14.01.2009

Les dérapages démocratiques de Nicolas Sarkozy

Le moins que l’on puisse dire est que le président multiplie les annonces en ce début d’année : réforme du permis de conduire, refonte du gouvernement, gratuité des musées pour les moins de 25 ans… Mais entre ces annonces, de véritables dérapages démocratiques ont lieu.

Dérapages parlementaires

Ce début d’année relativise la présentation de la réforme de la Constitution comme une avancée des droits du Parlement, que « personne ne pouvait refuser ». En effet, le Sénat s’est retrouvé à examiner le texte de la réforme de l’audiovisuel alors qu’une partie de la réforme, c’est-à-dire la suppression de la publicité, était déjà appliquée depuis le 5 janvier. Résultat, on se demande bien à quoi sert le Parlement quand il n’est que la caisse enregistreuse d’une décision prise à l’Elysée, qui a piétiné les conclusions de la commission Copé, et l’applique en partie avant même son vote.

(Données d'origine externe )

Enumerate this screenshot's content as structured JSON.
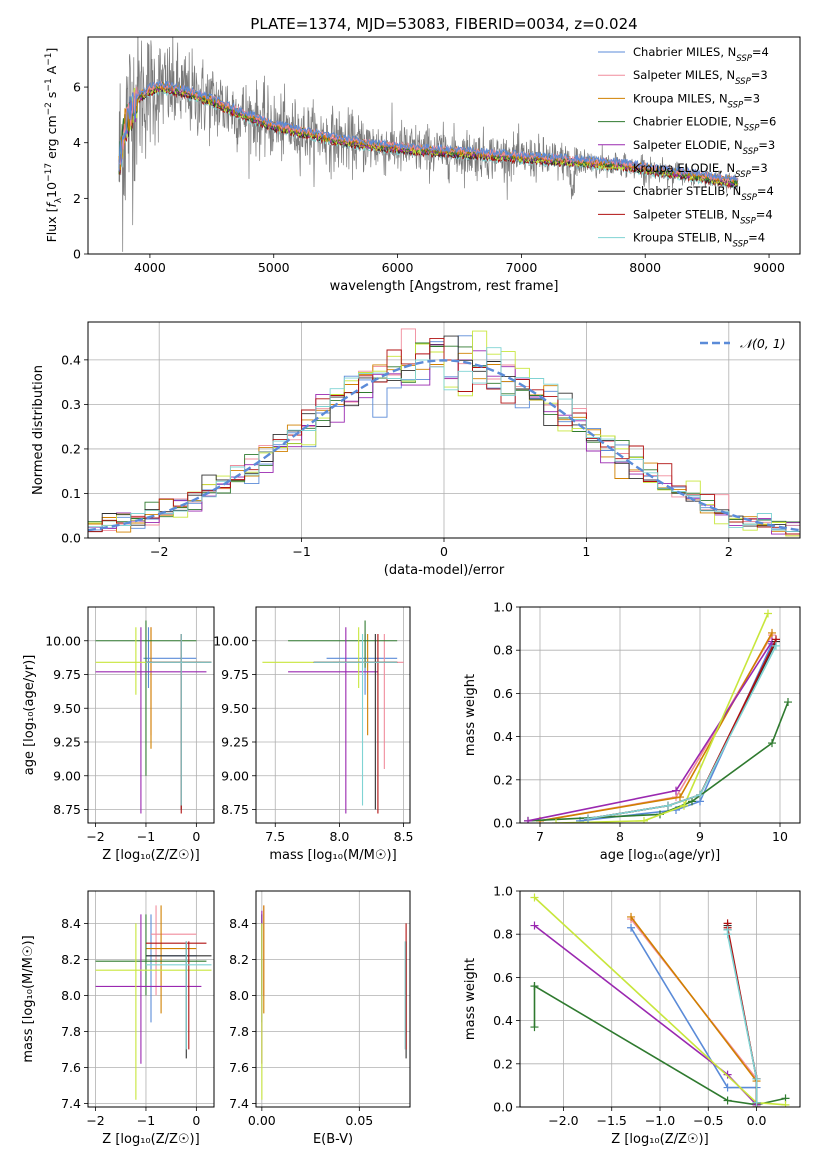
{
  "figure_title": "PLATE=1374, MJD=53083, FIBERID=0034, z=0.024",
  "colors": {
    "Chabrier MILES": "#5b8bd8",
    "Salpeter MILES": "#f08c9c",
    "Kroupa MILES": "#d08000",
    "Chabrier ELODIE": "#2f7a2f",
    "Salpeter ELODIE": "#9a28b0",
    "Kroupa ELODIE": "#c8e63c",
    "Chabrier STELIB": "#303030",
    "Salpeter STELIB": "#b01010",
    "Kroupa STELIB": "#7fd3d3",
    "data": "#7a7a7a",
    "normal": "#5b8bd8"
  },
  "legend_entries": [
    {
      "name": "Chabrier MILES",
      "n": "4"
    },
    {
      "name": "Salpeter MILES",
      "n": "3"
    },
    {
      "name": "Kroupa MILES",
      "n": "3"
    },
    {
      "name": "Chabrier ELODIE",
      "n": "6"
    },
    {
      "name": "Salpeter ELODIE",
      "n": "3"
    },
    {
      "name": "Kroupa ELODIE",
      "n": "3"
    },
    {
      "name": "Chabrier STELIB",
      "n": "4"
    },
    {
      "name": "Salpeter STELIB",
      "n": "4"
    },
    {
      "name": "Kroupa STELIB",
      "n": "4"
    }
  ],
  "chart_data": [
    {
      "id": "spectrum",
      "type": "line",
      "xlabel": "wavelength [Angstrom, rest frame]",
      "ylabel_parts": {
        "pre": "Flux [",
        "sym": "f",
        "sub": "λ",
        "mid": "10",
        "exp1": "−17",
        "unit": " erg cm",
        "exp2": "−2",
        "unit2": " s",
        "exp3": "−1",
        "unit3": " A",
        "exp4": "−1",
        "post": "]"
      },
      "xlim": [
        3500,
        9250
      ],
      "ylim": [
        0,
        7.8
      ],
      "xticks": [
        4000,
        5000,
        6000,
        7000,
        8000,
        9000
      ],
      "yticks": [
        0,
        2,
        4,
        6
      ],
      "data_x": [
        3750,
        3800,
        3900,
        4000,
        4100,
        4300,
        4500,
        4700,
        5000,
        5200,
        5500,
        5800,
        6000,
        6300,
        6600,
        6900,
        7200,
        7500,
        7800,
        8100,
        8400,
        8700
      ],
      "model_y": [
        3.2,
        4.6,
        5.6,
        5.9,
        6.0,
        5.8,
        5.5,
        5.1,
        4.6,
        4.4,
        4.1,
        3.9,
        3.8,
        3.7,
        3.6,
        3.5,
        3.4,
        3.3,
        3.2,
        3.0,
        2.8,
        2.6
      ],
      "noise_amp": [
        3.5,
        3.5,
        2.5,
        2.0,
        1.6,
        1.4,
        1.3,
        1.2,
        1.1,
        1.0,
        1.0,
        0.9,
        0.9,
        0.8,
        0.8,
        0.7,
        0.7,
        0.5,
        0.4,
        0.4,
        0.35,
        0.35
      ]
    },
    {
      "id": "residuals",
      "type": "histogram",
      "xlabel": "(data-model)/error",
      "ylabel": "Normed distribution",
      "legend": "𝒩(0, 1)",
      "xlim": [
        -2.5,
        2.5
      ],
      "ylim": [
        0,
        0.485
      ],
      "xticks": [
        -2,
        -1,
        0,
        1,
        2
      ],
      "yticks": [
        0.0,
        0.1,
        0.2,
        0.3,
        0.4
      ],
      "bin_width": 0.1
    },
    {
      "id": "age_vs_Z",
      "type": "errorbar",
      "xlabel": "Z [log₁₀(Z/Z☉)]",
      "ylabel": "age  [log₁₀(age/yr)]",
      "xlim": [
        -2.15,
        0.35
      ],
      "ylim": [
        8.65,
        10.25
      ],
      "xticks": [
        -2,
        -1,
        0
      ],
      "yticks": [
        8.75,
        9.0,
        9.25,
        9.5,
        9.75,
        10.0
      ],
      "points": [
        {
          "m": "Chabrier MILES",
          "x": -0.95,
          "y": 9.87,
          "xl": -1.05,
          "xh": 0.0,
          "yl": 9.65,
          "yh": 10.1
        },
        {
          "m": "Salpeter MILES",
          "x": -0.9,
          "y": 9.84,
          "xl": -1.0,
          "xh": 0.1,
          "yl": 9.3,
          "yh": 10.1
        },
        {
          "m": "Kroupa MILES",
          "x": -0.9,
          "y": 9.84,
          "xl": -1.0,
          "xh": 0.1,
          "yl": 9.2,
          "yh": 10.1
        },
        {
          "m": "Chabrier ELODIE",
          "x": -1.0,
          "y": 10.0,
          "xl": -2.0,
          "xh": 0.0,
          "yl": 9.0,
          "yh": 10.15
        },
        {
          "m": "Salpeter ELODIE",
          "x": -1.1,
          "y": 9.77,
          "xl": -2.0,
          "xh": 0.2,
          "yl": 8.72,
          "yh": 10.1
        },
        {
          "m": "Kroupa ELODIE",
          "x": -1.2,
          "y": 9.84,
          "xl": -2.0,
          "xh": 0.3,
          "yl": 9.6,
          "yh": 10.1
        },
        {
          "m": "Chabrier STELIB",
          "x": -0.3,
          "y": 9.84,
          "xl": -1.0,
          "xh": 0.3,
          "yl": 8.75,
          "yh": 10.05
        },
        {
          "m": "Salpeter STELIB",
          "x": -0.3,
          "y": 9.84,
          "xl": -1.0,
          "xh": 0.3,
          "yl": 8.72,
          "yh": 10.05
        },
        {
          "m": "Kroupa STELIB",
          "x": -0.3,
          "y": 9.84,
          "xl": -1.0,
          "xh": 0.3,
          "yl": 8.78,
          "yh": 10.05
        }
      ]
    },
    {
      "id": "age_vs_mass",
      "type": "errorbar",
      "xlabel": "mass [log₁₀(M/M☉)]",
      "ylabel": "",
      "xlim": [
        7.35,
        8.55
      ],
      "ylim": [
        8.65,
        10.25
      ],
      "xticks": [
        7.5,
        8.0,
        8.5
      ],
      "yticks": [
        8.75,
        9.0,
        9.25,
        9.5,
        9.75,
        10.0
      ],
      "points": [
        {
          "m": "Chabrier MILES",
          "x": 8.2,
          "y": 9.87,
          "xl": 7.9,
          "xh": 8.45,
          "yl": 9.6,
          "yh": 10.05
        },
        {
          "m": "Salpeter MILES",
          "x": 8.35,
          "y": 9.84,
          "xl": 8.1,
          "xh": 8.5,
          "yl": 9.05,
          "yh": 10.05
        },
        {
          "m": "Kroupa MILES",
          "x": 8.22,
          "y": 9.84,
          "xl": 7.95,
          "xh": 8.45,
          "yl": 9.3,
          "yh": 10.05
        },
        {
          "m": "Chabrier ELODIE",
          "x": 8.2,
          "y": 10.0,
          "xl": 7.6,
          "xh": 8.45,
          "yl": 9.8,
          "yh": 10.15
        },
        {
          "m": "Salpeter ELODIE",
          "x": 8.05,
          "y": 9.77,
          "xl": 7.6,
          "xh": 8.3,
          "yl": 8.72,
          "yh": 10.1
        },
        {
          "m": "Kroupa ELODIE",
          "x": 8.15,
          "y": 9.84,
          "xl": 7.4,
          "xh": 8.4,
          "yl": 9.65,
          "yh": 10.1
        },
        {
          "m": "Chabrier STELIB",
          "x": 8.28,
          "y": 9.84,
          "xl": 7.8,
          "xh": 8.45,
          "yl": 8.75,
          "yh": 10.05
        },
        {
          "m": "Salpeter STELIB",
          "x": 8.3,
          "y": 9.84,
          "xl": 7.8,
          "xh": 8.45,
          "yl": 8.72,
          "yh": 10.05
        },
        {
          "m": "Kroupa STELIB",
          "x": 8.18,
          "y": 9.84,
          "xl": 7.8,
          "xh": 8.45,
          "yl": 8.78,
          "yh": 10.05
        }
      ]
    },
    {
      "id": "massweight_vs_age",
      "type": "line",
      "xlabel": "age  [log₁₀(age/yr)]",
      "ylabel": "mass weight",
      "xlim": [
        6.75,
        10.25
      ],
      "ylim": [
        0,
        1.0
      ],
      "xticks": [
        7,
        8,
        9,
        10
      ],
      "yticks": [
        0.0,
        0.2,
        0.4,
        0.6,
        0.8,
        1.0
      ],
      "series": [
        {
          "m": "Chabrier MILES",
          "x": [
            7.5,
            8.7,
            9.0,
            9.9
          ],
          "y": [
            0.01,
            0.06,
            0.1,
            0.83
          ]
        },
        {
          "m": "Salpeter MILES",
          "x": [
            7.0,
            8.7,
            9.9
          ],
          "y": [
            0.01,
            0.12,
            0.87
          ]
        },
        {
          "m": "Kroupa MILES",
          "x": [
            7.0,
            8.75,
            9.9
          ],
          "y": [
            0.01,
            0.12,
            0.88
          ]
        },
        {
          "m": "Chabrier ELODIE",
          "x": [
            6.85,
            8.5,
            8.9,
            9.9,
            10.1
          ],
          "y": [
            0.01,
            0.04,
            0.1,
            0.37,
            0.56
          ]
        },
        {
          "m": "Salpeter ELODIE",
          "x": [
            6.85,
            8.7,
            9.9
          ],
          "y": [
            0.01,
            0.15,
            0.84
          ]
        },
        {
          "m": "Kroupa ELODIE",
          "x": [
            7.2,
            8.3,
            8.8,
            9.85
          ],
          "y": [
            0.0,
            0.01,
            0.08,
            0.97
          ]
        },
        {
          "m": "Chabrier STELIB",
          "x": [
            7.6,
            8.6,
            9.0,
            9.95
          ],
          "y": [
            0.02,
            0.08,
            0.13,
            0.84
          ]
        },
        {
          "m": "Salpeter STELIB",
          "x": [
            7.6,
            8.6,
            9.0,
            9.95
          ],
          "y": [
            0.02,
            0.08,
            0.13,
            0.85
          ]
        },
        {
          "m": "Kroupa STELIB",
          "x": [
            7.6,
            8.6,
            9.0,
            9.95
          ],
          "y": [
            0.02,
            0.08,
            0.13,
            0.82
          ]
        }
      ]
    },
    {
      "id": "mass_vs_Z",
      "type": "errorbar",
      "xlabel": "Z [log₁₀(Z/Z☉)]",
      "ylabel": "mass [log₁₀(M/M☉)]",
      "xlim": [
        -2.15,
        0.35
      ],
      "ylim": [
        7.38,
        8.58
      ],
      "xticks": [
        -2,
        -1,
        0
      ],
      "yticks": [
        7.4,
        7.6,
        7.8,
        8.0,
        8.2,
        8.4
      ],
      "points": [
        {
          "m": "Chabrier MILES",
          "x": -0.9,
          "y": 8.22,
          "xl": -1.0,
          "xh": 0.0,
          "yl": 7.85,
          "yh": 8.45
        },
        {
          "m": "Salpeter MILES",
          "x": -0.8,
          "y": 8.34,
          "xl": -0.9,
          "xh": 0.0,
          "yl": 8.0,
          "yh": 8.5
        },
        {
          "m": "Kroupa MILES",
          "x": -0.7,
          "y": 8.26,
          "xl": -1.0,
          "xh": 0.0,
          "yl": 7.9,
          "yh": 8.5
        },
        {
          "m": "Chabrier ELODIE",
          "x": -1.0,
          "y": 8.19,
          "xl": -2.0,
          "xh": 0.2,
          "yl": 8.0,
          "yh": 8.45
        },
        {
          "m": "Salpeter ELODIE",
          "x": -1.1,
          "y": 8.05,
          "xl": -2.0,
          "xh": 0.1,
          "yl": 7.62,
          "yh": 8.45
        },
        {
          "m": "Kroupa ELODIE",
          "x": -1.2,
          "y": 8.14,
          "xl": -2.0,
          "xh": 0.3,
          "yl": 7.42,
          "yh": 8.4
        },
        {
          "m": "Chabrier STELIB",
          "x": -0.2,
          "y": 8.22,
          "xl": -1.0,
          "xh": 0.3,
          "yl": 7.65,
          "yh": 8.3
        },
        {
          "m": "Salpeter STELIB",
          "x": -0.15,
          "y": 8.29,
          "xl": -1.0,
          "xh": 0.2,
          "yl": 7.7,
          "yh": 8.3
        },
        {
          "m": "Kroupa STELIB",
          "x": -0.2,
          "y": 8.17,
          "xl": -1.0,
          "xh": 0.3,
          "yl": 7.7,
          "yh": 8.3
        }
      ]
    },
    {
      "id": "mass_vs_EBV",
      "type": "errorbar",
      "xlabel": "E(B-V)",
      "ylabel": "",
      "xlim": [
        -0.003,
        0.076
      ],
      "ylim": [
        7.38,
        8.58
      ],
      "xticks": [
        0.0,
        0.05
      ],
      "xtick_labels": [
        "0.00",
        "0.05"
      ],
      "yticks": [
        7.4,
        7.6,
        7.8,
        8.0,
        8.2,
        8.4
      ],
      "points": [
        {
          "m": "Chabrier MILES",
          "x": 0.0,
          "y": 8.22,
          "xl": 0.0,
          "xh": 0.0,
          "yl": 7.85,
          "yh": 8.45
        },
        {
          "m": "Salpeter MILES",
          "x": 0.001,
          "y": 8.34,
          "xl": 0.001,
          "xh": 0.001,
          "yl": 8.0,
          "yh": 8.5
        },
        {
          "m": "Kroupa MILES",
          "x": 0.001,
          "y": 8.26,
          "xl": 0.001,
          "xh": 0.001,
          "yl": 7.9,
          "yh": 8.5
        },
        {
          "m": "Chabrier ELODIE",
          "x": 0.0,
          "y": 8.19,
          "xl": 0.0,
          "xh": 0.0,
          "yl": 8.0,
          "yh": 8.45
        },
        {
          "m": "Salpeter ELODIE",
          "x": 0.0,
          "y": 8.05,
          "xl": 0.0,
          "xh": 0.0,
          "yl": 7.62,
          "yh": 8.47
        },
        {
          "m": "Kroupa ELODIE",
          "x": 0.0,
          "y": 8.14,
          "xl": 0.0,
          "xh": 0.0,
          "yl": 7.42,
          "yh": 8.4
        },
        {
          "m": "Chabrier STELIB",
          "x": 0.074,
          "y": 8.22,
          "xl": 0.074,
          "xh": 0.074,
          "yl": 7.65,
          "yh": 8.3
        },
        {
          "m": "Salpeter STELIB",
          "x": 0.074,
          "y": 8.29,
          "xl": 0.074,
          "xh": 0.074,
          "yl": 7.7,
          "yh": 8.4
        },
        {
          "m": "Kroupa STELIB",
          "x": 0.0735,
          "y": 8.17,
          "xl": 0.0735,
          "xh": 0.0735,
          "yl": 7.7,
          "yh": 8.3
        }
      ]
    },
    {
      "id": "massweight_vs_Z",
      "type": "line",
      "xlabel": "Z [log₁₀(Z/Z☉)]",
      "ylabel": "mass weight",
      "xlim": [
        -2.45,
        0.45
      ],
      "ylim": [
        0,
        1.0
      ],
      "xticks": [
        -2.0,
        -1.5,
        -1.0,
        -0.5,
        0.0
      ],
      "xtick_labels": [
        "−2.0",
        "−1.5",
        "−1.0",
        "−0.5",
        "0.0"
      ],
      "yticks": [
        0.0,
        0.2,
        0.4,
        0.6,
        0.8,
        1.0
      ],
      "series": [
        {
          "m": "Chabrier MILES",
          "x": [
            -1.3,
            -0.3,
            0.0,
            0.0
          ],
          "y": [
            0.83,
            0.09,
            0.09,
            0.0
          ]
        },
        {
          "m": "Salpeter MILES",
          "x": [
            -1.3,
            0.0,
            0.0
          ],
          "y": [
            0.87,
            0.13,
            0.0
          ]
        },
        {
          "m": "Kroupa MILES",
          "x": [
            -1.3,
            0.0,
            0.0
          ],
          "y": [
            0.88,
            0.12,
            0.0
          ]
        },
        {
          "m": "Chabrier ELODIE",
          "x": [
            -2.3,
            -2.3,
            -2.3,
            -0.3,
            0.0,
            0.3
          ],
          "y": [
            0.37,
            0.56,
            0.56,
            0.03,
            0.01,
            0.04
          ]
        },
        {
          "m": "Salpeter ELODIE",
          "x": [
            -2.3,
            -0.3,
            0.0
          ],
          "y": [
            0.84,
            0.15,
            0.01
          ]
        },
        {
          "m": "Kroupa ELODIE",
          "x": [
            -2.3,
            0.0,
            0.3
          ],
          "y": [
            0.97,
            0.02,
            0.01
          ]
        },
        {
          "m": "Chabrier STELIB",
          "x": [
            -0.3,
            -0.3,
            0.0,
            0.0
          ],
          "y": [
            0.84,
            0.82,
            0.13,
            0.02
          ]
        },
        {
          "m": "Salpeter STELIB",
          "x": [
            -0.3,
            -0.3,
            0.0,
            0.0
          ],
          "y": [
            0.85,
            0.83,
            0.13,
            0.02
          ]
        },
        {
          "m": "Kroupa STELIB",
          "x": [
            -0.3,
            -0.3,
            0.0,
            0.0
          ],
          "y": [
            0.82,
            0.8,
            0.13,
            0.02
          ]
        }
      ]
    }
  ]
}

Le deuxième dérapage parlementaire consiste dans la réforme du droit d’amendement de l’opposition. Jusqu’à aujourd’hui, les parlementaires pouvaient déposer autant d’amendements qu’ils le souhaitaient, ce qui pouvait permettre à l’opposition de pratiquer une forme d’obstruction, qui, à défaut d’être glorieuse, est commune dans la plupart des démocraties. La droite comme la gauche y ont eu recours. Le gouvernement souhaite aujourd’hui limiter ce droit en mettant une limite au temps de débat. Il y avait pourtant une solution simple auparavant, avec l’article 49-3, qui permettait de couper court au débat. La limitation de son usage a peut-être provoqué cette nouvelle réforme qui encombre un agenda inutilement surchargé.

Dérapages judiciaires et communicants

Et le manque de respect du travail parlementaire se retrouve également dans l’annonce de la suppression du juge d’instruction. Le Parlement avait fait un travail intéressant suite au scandale Outreau et la commission d’enquête avait présenté des conclusions concrètes pour éviter certains disfonctionnements, en introduisant par exemple un collège de trois juges pour certaines décisions, de manière à éviter la solitude du juge d’instruction. Nicolas Sarkozy a balayé ce travail d’un revers de main et propose donc de confier les responsabilités du juge d’instruction à un magistrat du parquet, dépendant du ministère, supprimant de facto l’indépendance de l’instruction, dans un nouveau recul démocratique.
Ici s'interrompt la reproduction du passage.